Domingo passado, enquanto Lou Reed cantava no meu computador, ao longe, vozes entoavam algum hino religioso. Como somos iguais na diferença!
Naquele momento eu me dei conta: tudo na vida acontece dentro de um espectro que vai do radical não ao radical sim. Como saber se não tentar? Pensamentos positivos deveriam ser muito mais aceitação do que desejo cego. A abertura para o espectro inteiro é necessária. Qualquer extremo pode causar dor.
Tenho apenas cinquenta anos e evito contar cascalhos no caminho. Prefiro observar os pássaros, brincar com os cães, conversar com os gatos – recentemente salvei a mosca que, presa à teia, estava prestes a se tornar jantar de aranha. Talvez eu tenha interferido na natureza, talvez eu seja parte dela. Há uma história por traz disso. Há história por traz de tudo, exceto do Big Bang.
Outro dia, cheguei em casa às 19:52. Clarice e Virginia estavam à porta, esperavam para sair. Olho para essas gatas e enxergo algo tão grandioso que às vezes evito olhar demais para elas. Quando minha filha morava comigo eu sentia algo ainda mais vasto. Aquele bebê, aquela criança, aquela adolescente, aquela mulher… Tudo pode lhe acontecer! Ela não passará por esta vida incólume, independentemente do que eu faça. Ela é grande, sempre foi, mesmo quando era tão pequena. Não me lembro qual foi sua primeira palavra nem quando começou a andar, mas nunca me esqueci do seu olhar no momento em que a médica a colocou sobre meu peito logo depois de tirá-la de dentro de minha barriga.
Engordei 20 kg na gravidez. Recentemente, conversei com uma gestante. Ela planejara tudo: no sexto mês, engordará apenas mais 7 kg até o dia do parto para adicionar pouco ao pouco que já adicionou – deixou o queixo cair quando lhe contei da minha adição. Eu tomava leite com Toddy, Quick de morango ou Nescau e a ginecologista me proibiu de fazer isso, porque “é alimento para criança, não para adulto”, ela me disse, ao que respondi, apontando para minha barriga: “ora! E eu estou alimentando quem?” Ao contrário dela, ri.

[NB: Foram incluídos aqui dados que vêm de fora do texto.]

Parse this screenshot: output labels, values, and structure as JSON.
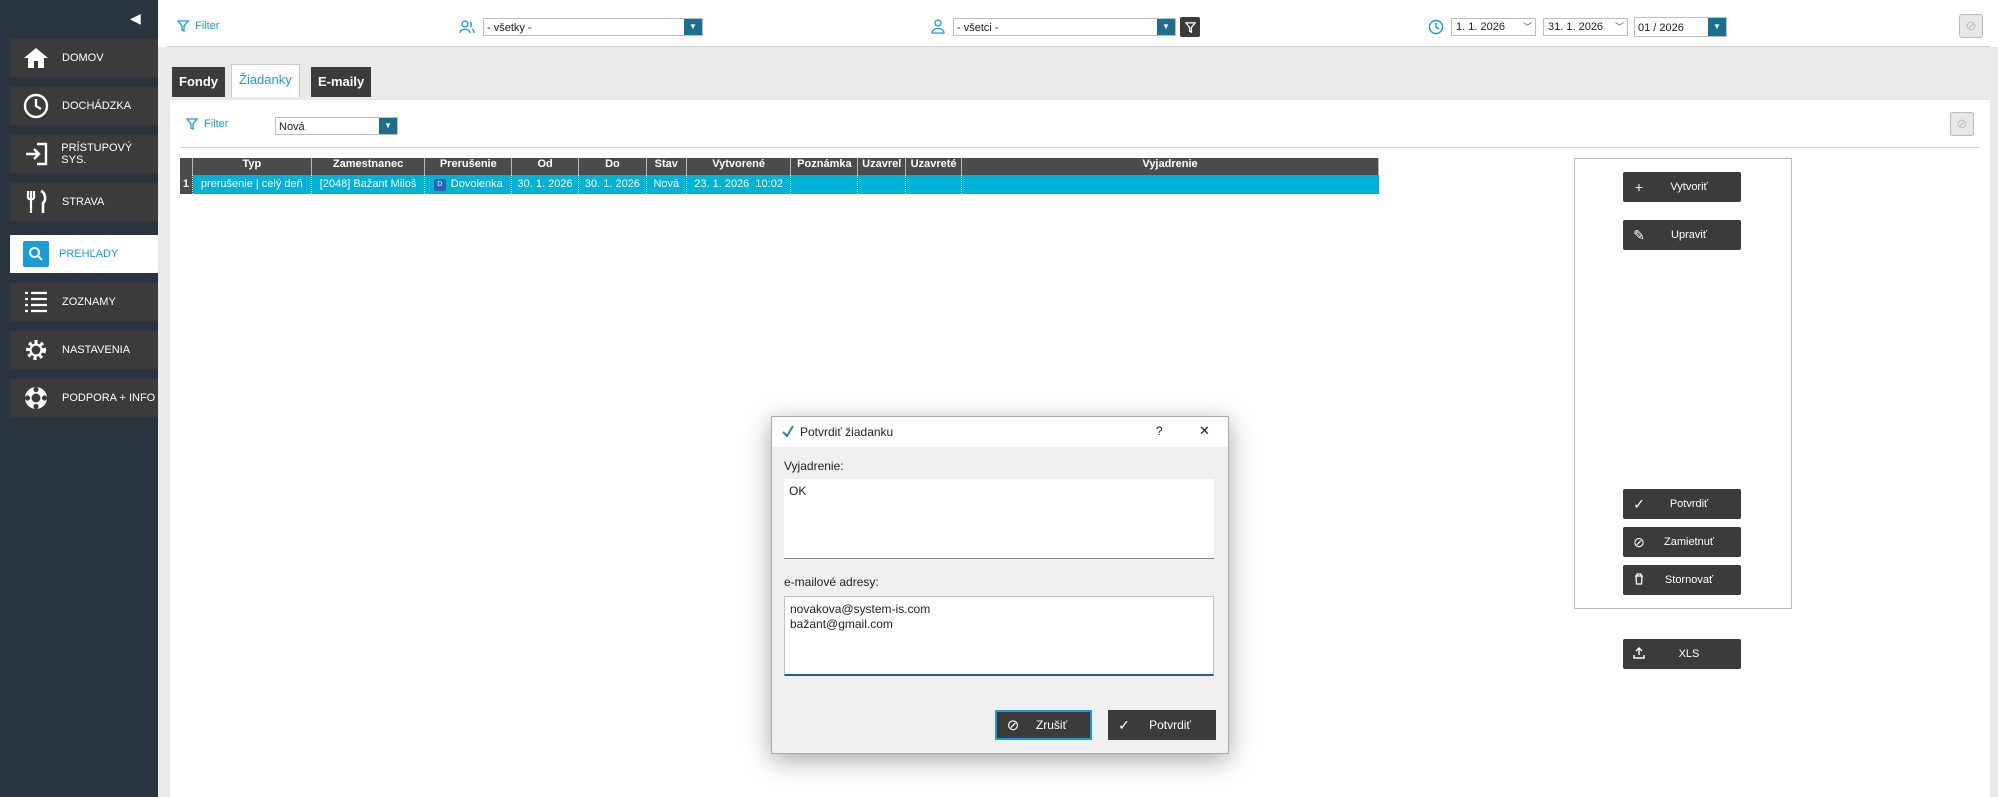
{
  "sidebar": {
    "items": [
      {
        "label": "DOMOV",
        "icon": "home-icon"
      },
      {
        "label": "DOCHÁDZKA",
        "icon": "clock-icon"
      },
      {
        "label": "PRÍSTUPOVÝ SYS.",
        "icon": "login-icon"
      },
      {
        "label": "STRAVA",
        "icon": "fork-knife-icon"
      },
      {
        "label": "PREHĽADY",
        "icon": "search-icon"
      },
      {
        "label": "ZOZNAMY",
        "icon": "list-icon"
      },
      {
        "label": "NASTAVENIA",
        "icon": "gear-icon"
      },
      {
        "label": "PODPORA + INFO",
        "icon": "lifebuoy-icon"
      }
    ],
    "active_index": 4
  },
  "topbar": {
    "filter_label": "Filter",
    "group_select": "- všetky -",
    "person_select": "- všetci -",
    "date_from": "1. 1. 2026",
    "date_to": "31. 1. 2026",
    "period": "01 / 2026"
  },
  "tabs": [
    "Fondy",
    "Žiadanky",
    "E-maily"
  ],
  "active_tab": 1,
  "content": {
    "filter_label": "Filter",
    "status_select": "Nová"
  },
  "grid": {
    "columns": [
      "Typ",
      "Zamestnanec",
      "Prerušenie",
      "Od",
      "Do",
      "Stav",
      "Vytvorené",
      "Poznámka",
      "Uzavrel",
      "Uzavreté",
      "Vyjadrenie"
    ],
    "rows": [
      {
        "num": "1",
        "typ": "prerušenie | celý deň",
        "zamestnanec": "[2048] Bažant Miloš",
        "prerusenie_badge": "D",
        "prerusenie": "Dovolenka",
        "od": "30. 1. 2026",
        "do": "30. 1. 2026",
        "stav": "Nová",
        "vytvorene": "23. 1. 2026  10:02",
        "poznamka": "",
        "uzavrel": "",
        "uzavrete": "",
        "vyjadrenie": ""
      }
    ]
  },
  "actions": {
    "create": "Vytvoriť",
    "edit": "Upraviť",
    "confirm": "Potvrdiť",
    "reject": "Zamietnuť",
    "cancel": "Stornovať",
    "export": "XLS"
  },
  "dialog": {
    "title": "Potvrdiť žiadanku",
    "help": "?",
    "close": "✕",
    "comment_label": "Vyjadrenie:",
    "comment_value": "OK",
    "emails_label": "e-mailové adresy:",
    "emails_value": "novakova@system-is.com\nbažant@gmail.com",
    "cancel_label": "Zrušiť",
    "confirm_label": "Potvrdiť"
  },
  "colors": {
    "sidebar_bg": "#2a3540",
    "accent": "#1b9bd8",
    "row_selected": "#00b3d6",
    "button_dark": "#3b3b3b"
  }
}
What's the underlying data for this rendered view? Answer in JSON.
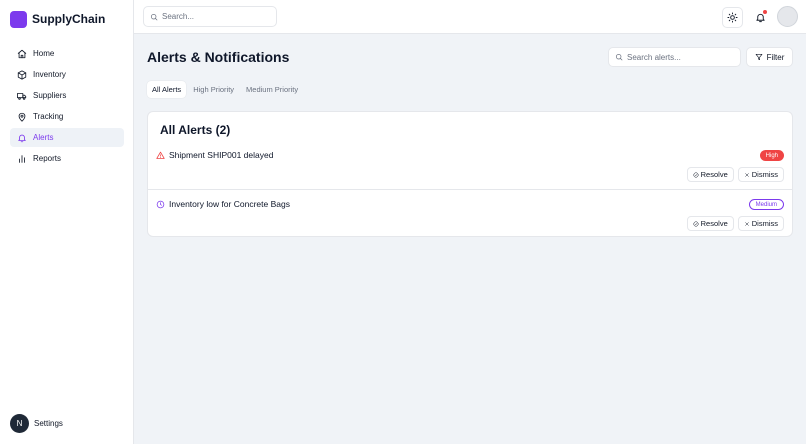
{
  "brand": {
    "name": "SupplyChain",
    "color": "#7c3aed"
  },
  "sidebar": {
    "items": [
      {
        "label": "Home",
        "icon": "home-icon",
        "active": false
      },
      {
        "label": "Inventory",
        "icon": "package-icon",
        "active": false
      },
      {
        "label": "Suppliers",
        "icon": "truck-icon",
        "active": false
      },
      {
        "label": "Tracking",
        "icon": "map-pin-icon",
        "active": false
      },
      {
        "label": "Alerts",
        "icon": "bell-icon",
        "active": true
      },
      {
        "label": "Reports",
        "icon": "bar-chart-icon",
        "active": false
      }
    ],
    "settings": {
      "avatar_letter": "N",
      "label": "Settings"
    }
  },
  "topbar": {
    "search_placeholder": "Search...",
    "theme_icon": "sun-icon",
    "notification_icon": "bell-icon",
    "has_notification_dot": true
  },
  "page": {
    "title": "Alerts & Notifications",
    "search_placeholder": "Search alerts...",
    "filter_label": "Filter",
    "tabs": [
      {
        "label": "All Alerts",
        "active": true
      },
      {
        "label": "High Priority",
        "active": false
      },
      {
        "label": "Medium Priority",
        "active": false
      }
    ]
  },
  "alerts_card": {
    "title": "All Alerts (2)",
    "alerts": [
      {
        "message": "Shipment SHIP001 delayed",
        "icon": "alert-triangle-icon",
        "icon_color": "#ef4444",
        "priority": "High",
        "resolve_label": "Resolve",
        "dismiss_label": "Dismiss"
      },
      {
        "message": "Inventory low for Concrete Bags",
        "icon": "clock-icon",
        "icon_color": "#7c3aed",
        "priority": "Medium",
        "resolve_label": "Resolve",
        "dismiss_label": "Dismiss"
      }
    ]
  }
}
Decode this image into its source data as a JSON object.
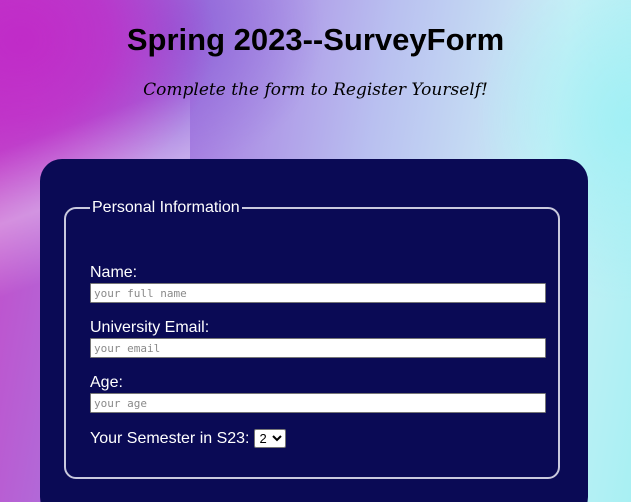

Falta-me agora plantar uma árvore. Já plantei Espada de São Jorge e ela vingou – vingar é diferente de vingar-se; o pronome reflexivo muda tudo, transporta-nos de uma ponta à outra da espada. Ela cresceu tanto que hoje tenho uma família delas na porta de minha casa. Reparei, por acaso, que em um vão entre a terra e o vaso é possível avistar uma folha nova, um embrião, que logo despontará. Está enrolada, encolhida – posição fetal. Tão protegida!
Que tudo desponte. Que tudo se revele. Da casca, faço chá.
Há um espaço grande dentro de mim. Nele, cabe um mundo. Por isso, gosto quando o Mestre nos desafia com um koan e vasculho aqui dentro para descobrir minha face original, “aquela que eu tinha antes de meu pai e minha mãe nascerem”.
Agora, sem hino nem Lou Reed, a noite sussurra. Foi ela quem me contou este texto. Que acabou.
Imbituba, fevereiro de 2024.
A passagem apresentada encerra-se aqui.